Tech, Ethics & Society Minor
The Tech, Ethics, & Society (TES) Program provides an interdisciplinary understanding, critique, and design of technology. The TES minor is open to any undergraduate in the College, SFS, NHS, and MSB interested in investigating social issues tied to technology. Students who minor in TES will fulfill and create roles that range from journalists and activists to corporate designers and policy professionals.
Program Overview
Leveraging Georgetown’s unique strengths ethics and policy perspectives, the program includes exploration of:
- Tech policy and ethics
- Design justice
- Algorithmic bias
- ICT for Development
- Digital well-being
- Feminist game studies
- Misinformation
- AI governance
- Block chain policy
- Internet history
- Privacy and data protection
- Surveillance capitalism
- Platform regulation
Learning goals
1. Appreciation of the scope of ethical, normative, and social issues implicated by emerging data and digital technologies;
2. An understanding of and facility with using normative concepts, frameworks, and methodologies for addressing those issues;
3. Exposure to and exploration of a range of specific topics, from contemporary or historical perspectives, of technology’s transformative powers;
4. Literacy in issues around the ethics and governance of issues in data sciences and digital technologies
Curriculum and Requirements
- Introduction to Tech, Ethics, and Society (PHIL-2100)
- 1 philosophy (or ethics) course in digital ethics (PHIL-2101, PHIL-2102, PHIL-2103, PHIL-2201, PHIL-2104, or PHIL-2090)
- 1 course in technology law or policy (CCTP-6058, CCTP-5018, CCTP-6007, STIA-3334, CCTP-6033, or CCTP-6032)
- 3 TES electives (totalling at least 9 credit hours), one of which may be replaced by COSC-1010 or COSC-1020
List of electives can be found on the TES program website.
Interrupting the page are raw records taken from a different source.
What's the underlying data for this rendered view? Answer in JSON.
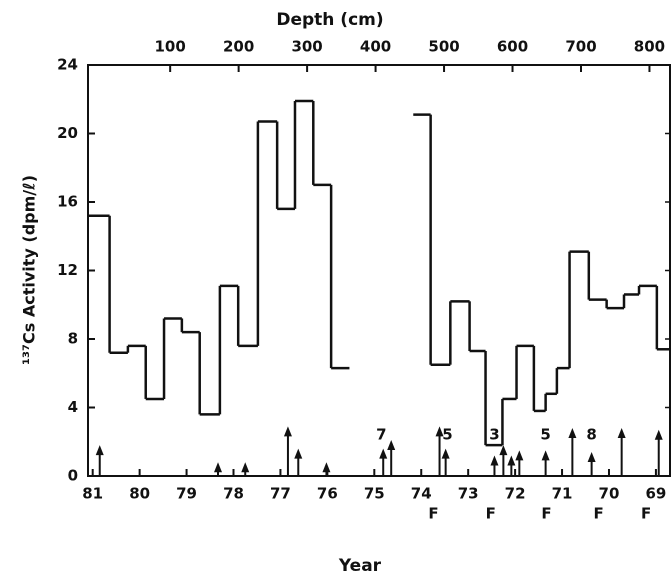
{
  "chart_data": {
    "type": "step",
    "title": "Depth (cm)",
    "xlabel": "Year",
    "ylabel": "¹³⁷Cs Activity (dpm/ℓ)",
    "xlim": [
      81.1,
      68.7
    ],
    "xticks": [
      81,
      80,
      79,
      78,
      77,
      76,
      75,
      74,
      73,
      72,
      71,
      70,
      69
    ],
    "x2lim": [
      -20,
      830
    ],
    "x2ticks": [
      100,
      200,
      300,
      400,
      500,
      600,
      700,
      800
    ],
    "ylim": [
      0,
      24
    ],
    "yticks": [
      0,
      4,
      8,
      12,
      16,
      20,
      24
    ],
    "color": "#111111",
    "edges": [
      81.11,
      80.64,
      80.25,
      79.87,
      79.48,
      79.1,
      78.72,
      78.29,
      77.9,
      77.48,
      77.07,
      76.69,
      76.3,
      75.92,
      75.53,
      74.17,
      73.8,
      73.38,
      72.97,
      72.63,
      72.27,
      71.97,
      71.6,
      71.35,
      71.11,
      70.84,
      70.43,
      70.05,
      69.68,
      69.36,
      68.98,
      68.68
    ],
    "values": [
      15.2,
      7.2,
      7.6,
      4.5,
      9.2,
      8.4,
      3.6,
      11.1,
      7.6,
      20.7,
      15.6,
      21.9,
      17.0,
      6.3,
      null,
      21.1,
      6.5,
      10.2,
      7.3,
      1.8,
      4.5,
      7.6,
      3.8,
      4.8,
      6.3,
      13.1,
      10.3,
      9.8,
      10.6,
      11.1,
      7.4
    ],
    "arrows": [
      {
        "x": 80.85,
        "height": 1.8
      },
      {
        "x": 78.33,
        "height": 0.8
      },
      {
        "x": 77.75,
        "height": 0.8
      },
      {
        "x": 76.84,
        "height": 2.9
      },
      {
        "x": 76.62,
        "height": 1.6
      },
      {
        "x": 76.02,
        "height": 0.8
      },
      {
        "x": 74.81,
        "height": 1.6
      },
      {
        "x": 74.64,
        "height": 2.1
      },
      {
        "x": 73.61,
        "height": 2.9
      },
      {
        "x": 73.48,
        "height": 1.6
      },
      {
        "x": 72.44,
        "height": 1.2
      },
      {
        "x": 72.25,
        "height": 1.8
      },
      {
        "x": 72.08,
        "height": 1.2
      },
      {
        "x": 71.91,
        "height": 1.5
      },
      {
        "x": 71.35,
        "height": 1.5
      },
      {
        "x": 70.78,
        "height": 2.8
      },
      {
        "x": 70.37,
        "height": 1.4
      },
      {
        "x": 69.73,
        "height": 2.8
      },
      {
        "x": 68.94,
        "height": 2.7
      }
    ],
    "counts": [
      {
        "text": "7",
        "x": 74.85
      },
      {
        "text": "5",
        "x": 73.44
      },
      {
        "text": "3",
        "x": 72.44
      },
      {
        "text": "5",
        "x": 71.35
      },
      {
        "text": "8",
        "x": 70.37
      }
    ],
    "f_marks": [
      {
        "text": "F",
        "x": 73.74
      },
      {
        "text": "F",
        "x": 72.52
      },
      {
        "text": "F",
        "x": 71.33
      },
      {
        "text": "F",
        "x": 70.22
      },
      {
        "text": "F",
        "x": 69.21
      }
    ]
  }
}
All students are encouraged to complete the interest form to learn more about the TES minor. Students should get in touch with the Assistant Program Director about declaring the minor. Acceptance into the minor will be based on passion for the issues explored in the program, academic performance, and commitment to the Georgetown community demonstrated through relevant service and/or classroom experience. Students are encouraged to have taken at least one course within the minor requirements prior to declaring.